September 4, 2023 7:00 PM PDT
This document summarizes the discussion on the design and features of an inventory management system utilizing Azure Cosmos Database. The meeting covered various technical aspects, including database architecture, consistency models, and comparisons with other database solutions.
System Design Presentation - Azure Cosmos Database
Key Features
- Fully Managed: Provides a high level of service with minimal maintenance.
- High Resiliency: Achieves 99.999% uptime.
- Low Latency: Offers less than 10ms read/write latency at P99.
- Elastic Scale:
- Throughput: Supports from 100 requests per second (rps) to over a trillion rps.
- Storage: Ranges from 50GB to petabytes (PB).
- Global Distribution: Capable of operating across all Azure regions.
- Tunable Consistency: Options include:
- Eventual
- Consistent-prefix
- Session
- Bounded Staleness
- Strong consistency
Architecture
- Components:
- Azure regions, data centers, stamps, fault domains, clusters, and machines.
- Cosmos database engine with direct connection vs. gateway mode.
- ServiceFabric, similar to Kubernetes, for orchestration.
- MasterService for metadata management (similar to etcd).
- ServiceService for handling real data.
Resiliency and Partitioning
- Horizontal Partitioning: Each partition has a maximum size of 50GB.
- Replica Sets: Each set contains four replicas with one leader, where changes are propagated to the leader.
- Global Distribution: Peer-to-peer links can be established between all nodes.
Data Structures and Indexing
- Unique Data Structures:
- B+ tree: A traditional choice for low write throughput but can be slow with many indices.
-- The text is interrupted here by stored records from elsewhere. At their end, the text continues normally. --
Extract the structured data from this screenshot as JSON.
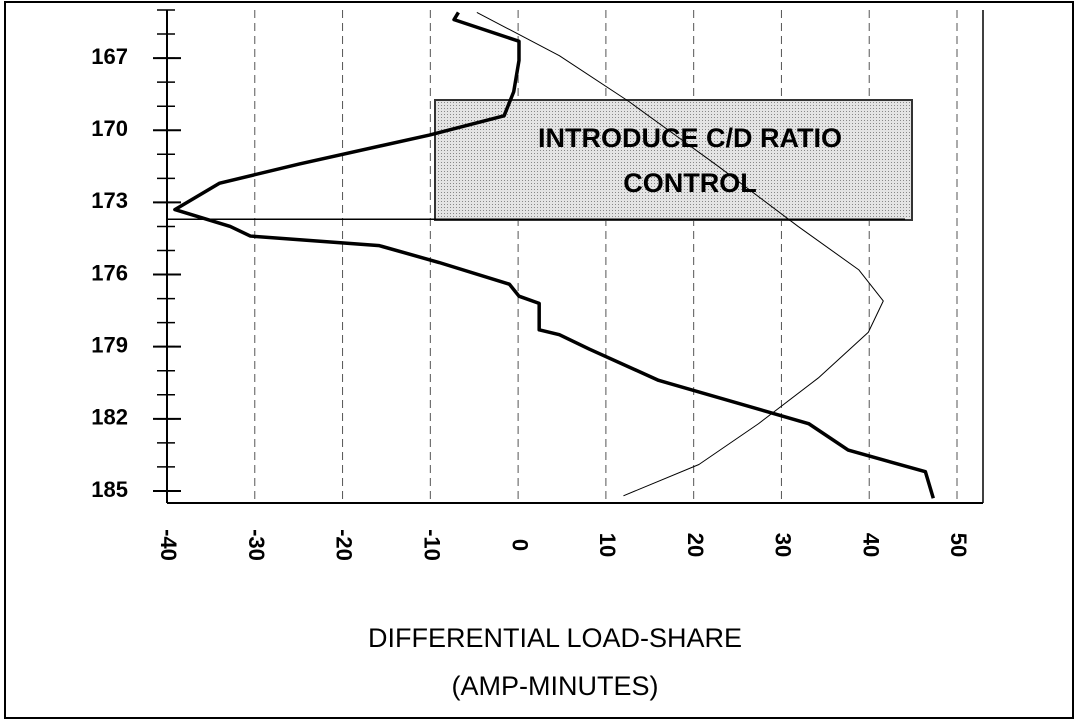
{
  "chart_data": {
    "type": "line",
    "xlabel": [
      "DIFFERENTIAL LOAD-SHARE",
      "(AMP-MINUTES)"
    ],
    "annotation": {
      "text": [
        "INTRODUCE C/D RATIO",
        "CONTROL"
      ],
      "y": 173.7
    },
    "xlim": [
      -40,
      50
    ],
    "xticks": [
      -40,
      -30,
      -20,
      -10,
      0,
      10,
      20,
      30,
      40,
      50
    ],
    "ylim": [
      165,
      185.5
    ],
    "yticks": [
      167,
      170,
      173,
      176,
      179,
      182,
      185
    ],
    "grid": true,
    "series": [
      {
        "color": "#000000",
        "width": 3.5,
        "x": [
          -6.8,
          -7.3,
          0.1,
          0.1,
          -0.5,
          -1.6,
          -10.1,
          -24.9,
          -34,
          -39.1,
          -32.8,
          -30.5,
          -15.8,
          -9,
          -1,
          0.1,
          2.4,
          2.4,
          4.7,
          8.1,
          16,
          33.1,
          37.6,
          46.4,
          47.3
        ],
        "y": [
          165.1,
          165.4,
          166.3,
          167.1,
          168.4,
          169.4,
          170.2,
          171.4,
          172.2,
          173.3,
          174.0,
          174.4,
          174.8,
          175.5,
          176.4,
          176.9,
          177.2,
          178.3,
          178.5,
          179.1,
          180.4,
          182.2,
          183.3,
          184.2,
          185.3
        ]
      },
      {
        "color": "#000000",
        "width": 1,
        "x": [
          -4.7,
          4.7,
          12.6,
          22.8,
          31.9,
          38.8,
          41.6,
          39.9,
          34.2,
          27.4,
          20.6,
          12
        ],
        "y": [
          165.1,
          166.9,
          168.8,
          171.5,
          174.0,
          175.8,
          177.1,
          178.4,
          180.3,
          182.2,
          183.9,
          185.2
        ]
      }
    ]
  }
}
- BW tree: Offers lock-free updates using compare and swap techniques.
Conflict Resolution
- Write Conflicts: Strong consistency can prevent write conflicts. Classic B-trees require locking, which can slow performance.
- Delta Writes: To improve throughput, deltas are written on top of the base page, with conflict detection during compare and swap.
Comparison with DynamoDB
- DynamoDB Features:
- Offers an optional sort key and supports global secondary indices (limited to six).
- CosmosDB supports indexing on all JSON fields and offers more query types.
Pros and Cons of NoSQL vs SQL Databases
-
NoSQL:
- Pros: Flexible schema design, horizontal scaling, performance tuning based on workloads.
- Cons: Often favors availability over consistency, limited query capabilities (e.g., no joins).
-
SQL:
- Pros: ACID compliance, structured schema, supports complex queries (joins).
- Cons: Performance bottlenecks with large data sets.
Use Cases
- SQL Use Cases: E-commerce, financial systems, content management systems.
- NoSQL Use Cases:
- Social media, graph databases, chat applications, big data (e.g., Cassandra for Netflix).
- High write-throughput applications (e.g., Philips Hue using DynamoDB).
- Hybrid cases in gaming (e.g., Redis for leaderboards) and e-commerce (personal recommendations).
This document serves as a comprehensive overview of the key discussions and technical insights shared during the meeting regarding the inventory management system and its underlying database architecture.